TesTech, Inc. was kicked out of the federal disadvantaged business enterprise program on Wednesday after a hearing officer overruled the Washington Twp. company’s appeal and said wealthy Washington Twp. developers David C. and Shery Oakes deceived the government to obtain lucrative taxpayer-funded contracts.

Steve Faulkner, spokesman for the Ohio Department of Transportation, said the decertification is immediate.

The state moved to decertify TesTech as a DBE after a Dayton Daily News investigation raised questions about the true ownership of the firm. In October 2011 the Daily News reported that the Oakeses controlled TesTech for years while Sherif Aziz claimed to own the company. TesTech won millions of dollars in public contracts after Aziz in 2005 was given disadvantaged business status for TesTech.

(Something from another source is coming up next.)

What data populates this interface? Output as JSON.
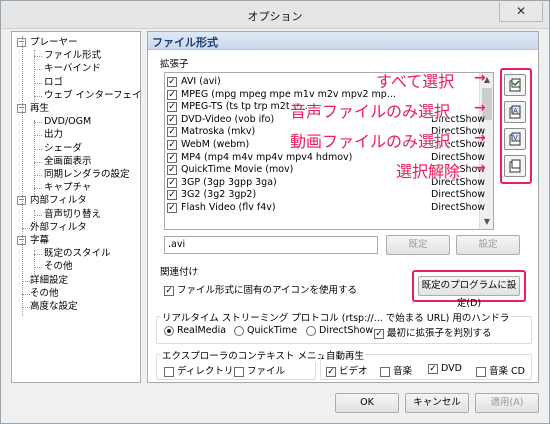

Hearing officer Stephanie B. McCloud said TesTech “has always been and continues to be a dba (doing business as) division of the Oakes’ company CESO.” She said David Oakes is the owner of TesTech.

“It is obvious and apparent that Mr. Aziz has been a loyal and faithful employee of the Oakeses,” wrote McCloud. “As such, he has been willing to put his family and his own reputation at risk to help the Oakeses achieve an advantage by engaging in a high stakes game of deceiving USDOT and ODOT.”

David Oakes owns CESO Inc. and Shery Oakes owns Design Homes and Development Co. The couple, who are married, and Aziz could not be reached for comment.

In July 2011 under sealed warrant the FBI raided the offices of TesTech, which like the Oakeses’ companies is in the Galleria building, 8534 Yankee St.

In a December letter to Aziz informing him of the plan to decertify TesTech the state cited the Daily News findings, some of which were submitted as evidence during his three-day appeals hearing in April. On Tuesday McMcCloud issued her report and pointed to evidence that Aziz and the Oakeses tried to disassociate themselves in an effort to save the DBE certification. A memo attributed to Aziz said the company would lose $5.75 million by 2013 without DBE status.

She found that Aziz - an Egyptian American - is not black or eligible for automatic disadvantaged status. McCloud said Aziz did not prove he was financially eligible for the DBE program and that it was impossible to determine his worth from the complex maze of ownerships he shared with his wife or the Oakeses.

“As the Oakeses became more knowledgeable about the system and the lucrative nature of the business, the paperwork became cleaner and the disguise more sophisticated,” McCloud wrote. “The paperwork is a curtain.”